Au total, une passionnante immersion aussi bien intellectuelle qu’humaine dans l’univers de l’ancien Testament, de ses interprétations mais aussi dans celui de la judéité contemporaine. S’il est possible d’aborder les divers chapitres au gré de son intuition, on recommandera la lecture au préalable du texte introductif de Sonia Sarah Lipsyc sur « l’accès des femmes au Talmud : le point de vue traditionnel en question » qui fournit au profane – au « Goy » si l’on préfère !- tous les éléments nécessaires à la compréhension des autres développements. La sociologue explicite ainsi une des interprétations -talmudiques- d’un verset de la Thora qui évoque son « enseignement » aux enfants juifs, un enseignement que les « Maîtres du Talmud » ont, selon elle, entendu au sens strict, c’est-à-dire réservé au seuls « fils » des familles. Et qui, en conséquence, « dispense » les « filles » de cet apprentissage lequel vaut pourtant accès et initiation aux textes sacrés, condition sine qua non pour apprendre et, ultérieurement, enseigner aux plus jeunes. Et l’auteur, à l’image des travaux réalisés en « Yechivot » -les écoles talmudiques-, d’élaborer à son tour, d’étayer sa réflexion en la nourrissant de multiples citations de Rabbins et autres interprétations exégétiques antérieures. Aucune crainte de se perdre dans ce labyrinthe de références -mais la perte elle-même semble indissociable de la démarche midrashique- tant la pédagogie explicative accompagne cette progression et vient éclairer chaque avancée. Avec, au passage, ce regret émis par l’auteur sur le fait qu’il n’existe pas en France de cours de Talmud ouvert aux femmes alors qu’aux Etats-Unis, de Boston à New York, des jeunes filles et des femmes peuvent suivre depuis une trentaine d’années, ainsi qu’en Israël depuis peu, des enseignements talmudiques dispensés par un Rabbin membre du courant « Modern Orthodox ».
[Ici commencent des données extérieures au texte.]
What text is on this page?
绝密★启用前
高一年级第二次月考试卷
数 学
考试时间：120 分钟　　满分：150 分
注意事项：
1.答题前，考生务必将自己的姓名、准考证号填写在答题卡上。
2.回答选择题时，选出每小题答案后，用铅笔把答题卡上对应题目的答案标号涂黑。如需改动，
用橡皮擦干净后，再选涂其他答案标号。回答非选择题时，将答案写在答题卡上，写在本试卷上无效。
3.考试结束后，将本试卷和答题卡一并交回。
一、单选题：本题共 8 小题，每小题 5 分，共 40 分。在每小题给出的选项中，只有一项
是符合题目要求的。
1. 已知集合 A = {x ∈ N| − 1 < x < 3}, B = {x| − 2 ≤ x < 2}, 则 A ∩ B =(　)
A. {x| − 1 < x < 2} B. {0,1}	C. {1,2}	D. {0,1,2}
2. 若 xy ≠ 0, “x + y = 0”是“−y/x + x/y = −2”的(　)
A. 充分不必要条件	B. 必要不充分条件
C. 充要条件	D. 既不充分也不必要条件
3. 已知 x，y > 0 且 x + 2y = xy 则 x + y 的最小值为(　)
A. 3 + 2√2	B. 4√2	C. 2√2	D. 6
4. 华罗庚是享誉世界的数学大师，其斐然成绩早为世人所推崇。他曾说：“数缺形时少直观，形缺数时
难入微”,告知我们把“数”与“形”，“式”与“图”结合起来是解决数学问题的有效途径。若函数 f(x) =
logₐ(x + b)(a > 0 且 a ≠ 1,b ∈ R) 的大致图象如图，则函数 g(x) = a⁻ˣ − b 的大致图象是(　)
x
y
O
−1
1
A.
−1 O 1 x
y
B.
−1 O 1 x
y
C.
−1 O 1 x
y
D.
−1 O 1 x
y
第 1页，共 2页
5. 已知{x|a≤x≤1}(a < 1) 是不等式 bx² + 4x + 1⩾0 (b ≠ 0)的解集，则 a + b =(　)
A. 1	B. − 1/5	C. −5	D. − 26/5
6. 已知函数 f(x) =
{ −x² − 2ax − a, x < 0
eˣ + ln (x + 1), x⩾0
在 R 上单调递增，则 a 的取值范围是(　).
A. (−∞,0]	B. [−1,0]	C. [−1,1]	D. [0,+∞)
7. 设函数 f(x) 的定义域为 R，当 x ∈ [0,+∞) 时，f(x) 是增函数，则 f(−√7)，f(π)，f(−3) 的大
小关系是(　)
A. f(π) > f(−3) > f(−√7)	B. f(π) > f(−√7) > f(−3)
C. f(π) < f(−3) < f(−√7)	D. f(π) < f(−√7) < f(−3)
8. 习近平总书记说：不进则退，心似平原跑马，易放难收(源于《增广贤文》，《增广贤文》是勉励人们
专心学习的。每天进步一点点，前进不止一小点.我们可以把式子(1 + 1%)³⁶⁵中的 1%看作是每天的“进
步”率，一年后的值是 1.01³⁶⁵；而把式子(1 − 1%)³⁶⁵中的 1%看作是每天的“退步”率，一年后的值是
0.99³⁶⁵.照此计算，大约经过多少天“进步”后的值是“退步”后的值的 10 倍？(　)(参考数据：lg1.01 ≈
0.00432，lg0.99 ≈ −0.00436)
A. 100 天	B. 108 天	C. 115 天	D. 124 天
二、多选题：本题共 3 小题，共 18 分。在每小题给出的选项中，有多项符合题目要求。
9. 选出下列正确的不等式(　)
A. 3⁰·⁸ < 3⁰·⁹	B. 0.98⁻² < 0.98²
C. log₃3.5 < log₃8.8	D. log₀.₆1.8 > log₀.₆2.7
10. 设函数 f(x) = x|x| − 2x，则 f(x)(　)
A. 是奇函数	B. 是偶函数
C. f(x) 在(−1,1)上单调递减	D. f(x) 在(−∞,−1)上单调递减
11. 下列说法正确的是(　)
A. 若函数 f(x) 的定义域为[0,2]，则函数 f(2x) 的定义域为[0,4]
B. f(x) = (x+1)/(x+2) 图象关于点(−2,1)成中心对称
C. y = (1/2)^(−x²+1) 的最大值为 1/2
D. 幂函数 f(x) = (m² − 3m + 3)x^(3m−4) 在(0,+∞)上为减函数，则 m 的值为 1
Il est évidemment impossible de décrire chacun des chapitres de ce recueil si captivant mais tous ouvrent à leur manière sur une authentique découverte. Il en va ainsi du pouvoir de « nommer », l’un des plus complexes comme le sait chaque psychanalyste, sur lequel se concentrent les « Lectures féminines de la Bible » de Danielle Storper-Perez, ou de l’exégèse non dénuée d’une certaine ironie de cette sibylline bénédiction matinale et quotidienne « Beni sois-tu l’Eternel…qui ne m’a point fait femme » par le Rabbin Marc Kujawski. Tout aussi intéressante se révèle la partie consacrée à l’épineux problème du « Get », le document fondamental établissant le divorce si complexe à obtenir au regard des traditions religieuses abrahamiques, évoqué par la Talmudiste Liliane Vana dans ses réflexions sur la sexualité, le mariage et les processus de séparation dans le couple juif. Une sexualité, par surcroît, traitée de manière quasi analytique par Janine Elkouby, Professeur de lettres classiques et d’exégèse juive à Strasbourg, avec, en particulier cette notion si essentielle du « Ezer Kenegdo », susceptible d’être traduite par « une aide en face de lui », finalement, cet « autre en soi » condition indispensable de la rencontre et, in fine, de toute existence humaine digne de ce nom. Un magnifique développement que prolonge celui sur le « ich » et la « icha », concepts constitutifs de l’identité sexuelle mais également le marquage de cette rencontre ratée, du « manque à être du mâle juif » dont l’écrivain et philosophe Arouna Lipschitz rappelle que « Zakhar », « mâle », veut aussi dire celui qui doit se « souvenir » jusque dans la circoncision de sa chair.
On l’aura compris : même très enrichissant, ce livre suscite bien plus d’interrogations qu’il n’apporte de solutions. Démarche fidèle en cela au célèbre proverbe du Talmud : « la réponse est le tombeau ».
Sonia Sarah Lipsyc (Collectif), « Femmes et judaïsme aujourd’hui », Editions In Press, 2008.